Considering important factors can ease this complex decision to serve your child’s best interests now and in the future.
Educational expenses in divorce
State courts may address both private school and college costs as part of child support. However, judges do not use a one-size-fits-all approach. Instead, the court evaluates each case individually to make a determination.
Private school expenses
The decision about private school expenses depends on several factors. If the child attended private school during the marriage with both parents’ agreement, the court may rule that you keep the same environment. Stability can help your child adjust to the divorce.
The court will also examine the financial capabilities of both parents. If one parent can contribute to private school expenses without causing financial strain, the judge may order them to cover all or part of the costs.
New Jersey courts can require parents to contribute to college costs based on their financial capacity. The judge may also consider the child’s academic performance and the type of college.

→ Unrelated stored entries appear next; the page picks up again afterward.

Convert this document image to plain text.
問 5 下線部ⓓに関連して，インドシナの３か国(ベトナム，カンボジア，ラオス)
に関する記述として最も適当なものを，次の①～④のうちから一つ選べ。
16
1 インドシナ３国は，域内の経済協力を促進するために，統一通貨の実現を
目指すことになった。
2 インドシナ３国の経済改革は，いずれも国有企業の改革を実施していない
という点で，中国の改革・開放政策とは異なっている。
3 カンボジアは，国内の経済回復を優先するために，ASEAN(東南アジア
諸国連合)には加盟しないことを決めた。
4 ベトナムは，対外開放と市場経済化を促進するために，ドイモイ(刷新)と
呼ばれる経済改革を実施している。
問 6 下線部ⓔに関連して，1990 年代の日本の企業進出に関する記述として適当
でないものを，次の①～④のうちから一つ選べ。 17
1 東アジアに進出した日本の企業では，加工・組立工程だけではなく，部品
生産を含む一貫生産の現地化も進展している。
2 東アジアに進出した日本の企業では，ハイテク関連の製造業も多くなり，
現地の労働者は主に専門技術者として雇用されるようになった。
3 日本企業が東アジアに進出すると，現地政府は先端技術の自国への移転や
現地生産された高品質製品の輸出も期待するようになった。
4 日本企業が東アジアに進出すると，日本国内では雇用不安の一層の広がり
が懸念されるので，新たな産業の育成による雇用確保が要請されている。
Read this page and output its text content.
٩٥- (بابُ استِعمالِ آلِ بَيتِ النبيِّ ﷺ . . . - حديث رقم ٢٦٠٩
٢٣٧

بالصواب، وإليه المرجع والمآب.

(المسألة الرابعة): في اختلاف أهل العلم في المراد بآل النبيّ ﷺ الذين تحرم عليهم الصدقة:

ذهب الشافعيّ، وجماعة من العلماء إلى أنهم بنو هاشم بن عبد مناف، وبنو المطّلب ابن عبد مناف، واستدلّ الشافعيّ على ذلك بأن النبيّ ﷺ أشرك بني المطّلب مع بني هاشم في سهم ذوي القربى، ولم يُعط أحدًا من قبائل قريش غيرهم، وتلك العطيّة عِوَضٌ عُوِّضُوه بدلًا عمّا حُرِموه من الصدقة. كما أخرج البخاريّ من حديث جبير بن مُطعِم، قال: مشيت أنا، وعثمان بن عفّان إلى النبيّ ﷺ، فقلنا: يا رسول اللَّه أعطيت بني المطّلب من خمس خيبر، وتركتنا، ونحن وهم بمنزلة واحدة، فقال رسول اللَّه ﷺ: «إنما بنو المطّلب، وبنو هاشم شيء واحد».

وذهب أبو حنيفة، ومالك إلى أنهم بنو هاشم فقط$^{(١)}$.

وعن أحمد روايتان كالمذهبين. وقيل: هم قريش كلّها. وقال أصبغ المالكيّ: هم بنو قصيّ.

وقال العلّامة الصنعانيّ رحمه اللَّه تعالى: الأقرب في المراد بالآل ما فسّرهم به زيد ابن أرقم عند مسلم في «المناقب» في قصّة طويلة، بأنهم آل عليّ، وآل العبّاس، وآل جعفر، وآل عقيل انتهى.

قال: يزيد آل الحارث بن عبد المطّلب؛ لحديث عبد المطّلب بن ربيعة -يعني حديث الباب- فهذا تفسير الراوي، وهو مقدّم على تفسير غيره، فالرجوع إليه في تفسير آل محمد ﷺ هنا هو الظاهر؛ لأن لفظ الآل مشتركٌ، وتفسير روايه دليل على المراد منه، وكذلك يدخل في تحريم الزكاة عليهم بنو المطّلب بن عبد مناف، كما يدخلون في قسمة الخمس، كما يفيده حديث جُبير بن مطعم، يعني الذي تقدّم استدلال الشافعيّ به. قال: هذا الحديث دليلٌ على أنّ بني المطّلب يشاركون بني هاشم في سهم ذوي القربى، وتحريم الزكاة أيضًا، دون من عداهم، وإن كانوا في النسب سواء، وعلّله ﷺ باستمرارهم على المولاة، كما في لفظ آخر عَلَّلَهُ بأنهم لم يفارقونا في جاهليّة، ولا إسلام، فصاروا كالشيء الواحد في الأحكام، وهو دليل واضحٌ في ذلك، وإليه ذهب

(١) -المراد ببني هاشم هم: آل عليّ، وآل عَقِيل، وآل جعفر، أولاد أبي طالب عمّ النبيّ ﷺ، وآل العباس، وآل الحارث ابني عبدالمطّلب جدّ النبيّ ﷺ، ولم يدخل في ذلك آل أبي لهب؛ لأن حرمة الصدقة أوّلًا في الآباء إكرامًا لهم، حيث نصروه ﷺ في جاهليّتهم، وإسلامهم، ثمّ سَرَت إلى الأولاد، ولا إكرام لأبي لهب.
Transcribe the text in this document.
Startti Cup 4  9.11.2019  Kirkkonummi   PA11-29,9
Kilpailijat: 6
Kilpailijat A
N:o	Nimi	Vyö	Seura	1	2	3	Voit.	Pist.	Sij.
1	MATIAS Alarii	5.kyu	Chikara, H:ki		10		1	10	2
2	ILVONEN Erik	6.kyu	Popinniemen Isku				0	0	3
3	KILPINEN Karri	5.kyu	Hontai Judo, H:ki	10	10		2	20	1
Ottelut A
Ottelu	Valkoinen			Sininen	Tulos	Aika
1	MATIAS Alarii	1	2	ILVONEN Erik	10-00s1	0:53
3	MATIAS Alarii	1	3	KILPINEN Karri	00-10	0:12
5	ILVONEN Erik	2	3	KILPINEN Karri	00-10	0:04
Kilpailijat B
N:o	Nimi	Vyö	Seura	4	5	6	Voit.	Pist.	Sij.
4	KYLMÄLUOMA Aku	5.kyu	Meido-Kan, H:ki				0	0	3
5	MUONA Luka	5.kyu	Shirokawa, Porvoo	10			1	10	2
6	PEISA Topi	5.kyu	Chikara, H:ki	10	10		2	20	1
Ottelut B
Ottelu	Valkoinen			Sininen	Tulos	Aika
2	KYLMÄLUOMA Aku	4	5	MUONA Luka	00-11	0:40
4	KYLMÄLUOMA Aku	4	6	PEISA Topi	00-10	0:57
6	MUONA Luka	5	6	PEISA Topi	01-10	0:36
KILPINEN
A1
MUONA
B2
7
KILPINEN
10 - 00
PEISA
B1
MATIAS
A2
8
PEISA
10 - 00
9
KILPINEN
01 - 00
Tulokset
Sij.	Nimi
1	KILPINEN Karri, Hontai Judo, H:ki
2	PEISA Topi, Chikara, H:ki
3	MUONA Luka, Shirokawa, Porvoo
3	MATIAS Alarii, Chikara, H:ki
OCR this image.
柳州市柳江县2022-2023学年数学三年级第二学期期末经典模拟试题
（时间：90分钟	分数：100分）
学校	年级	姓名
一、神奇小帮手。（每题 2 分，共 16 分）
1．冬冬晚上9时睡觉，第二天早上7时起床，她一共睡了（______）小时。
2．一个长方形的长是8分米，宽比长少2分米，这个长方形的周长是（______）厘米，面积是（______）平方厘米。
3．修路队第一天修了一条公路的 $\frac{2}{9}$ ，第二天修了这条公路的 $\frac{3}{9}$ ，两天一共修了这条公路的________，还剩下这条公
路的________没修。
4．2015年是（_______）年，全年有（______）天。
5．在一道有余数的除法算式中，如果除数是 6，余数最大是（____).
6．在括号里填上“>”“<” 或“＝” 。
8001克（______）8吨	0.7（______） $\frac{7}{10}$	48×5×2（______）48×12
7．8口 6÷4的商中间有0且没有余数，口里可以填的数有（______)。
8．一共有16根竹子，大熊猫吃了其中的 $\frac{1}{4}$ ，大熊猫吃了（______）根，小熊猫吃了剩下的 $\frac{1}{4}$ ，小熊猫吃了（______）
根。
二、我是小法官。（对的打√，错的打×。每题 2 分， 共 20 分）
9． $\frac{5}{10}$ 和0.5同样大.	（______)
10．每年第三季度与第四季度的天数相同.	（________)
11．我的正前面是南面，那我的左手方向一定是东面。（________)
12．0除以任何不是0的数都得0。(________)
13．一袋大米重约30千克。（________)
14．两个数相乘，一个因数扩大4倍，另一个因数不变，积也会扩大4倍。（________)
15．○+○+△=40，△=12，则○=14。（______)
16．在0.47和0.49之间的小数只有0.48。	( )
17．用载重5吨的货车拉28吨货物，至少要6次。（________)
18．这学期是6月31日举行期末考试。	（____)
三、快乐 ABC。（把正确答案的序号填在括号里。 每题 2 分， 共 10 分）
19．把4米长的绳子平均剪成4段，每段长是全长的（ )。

The court may expect both parents to share the burden, ensuring that the child has the opportunity to pursue higher education. The choice of college can impact the financial responsibilities of each parent.
If the child attends an out-of-state or private university, the court may adjust the parents’ expected contribution to account for the increased cost. According to U.S. News and World Report, the average tuition cost for 2023 is $10,700 for in-state colleges, $23,600 for out-of-state public schools and $42,000 for private colleges.
Modification of education expenses
After the parents reach a child support agreement that covers education, either can request a modification. Changing the court order requires a substantial change in circumstances. Examples include changes in the child’s academic performance, the financial situation of either parent or the child’s educational choices.
Parents can also reach a private decision about educational expenses without court intervention. Clear communication and mutual understanding can lead to a cooperative resolution.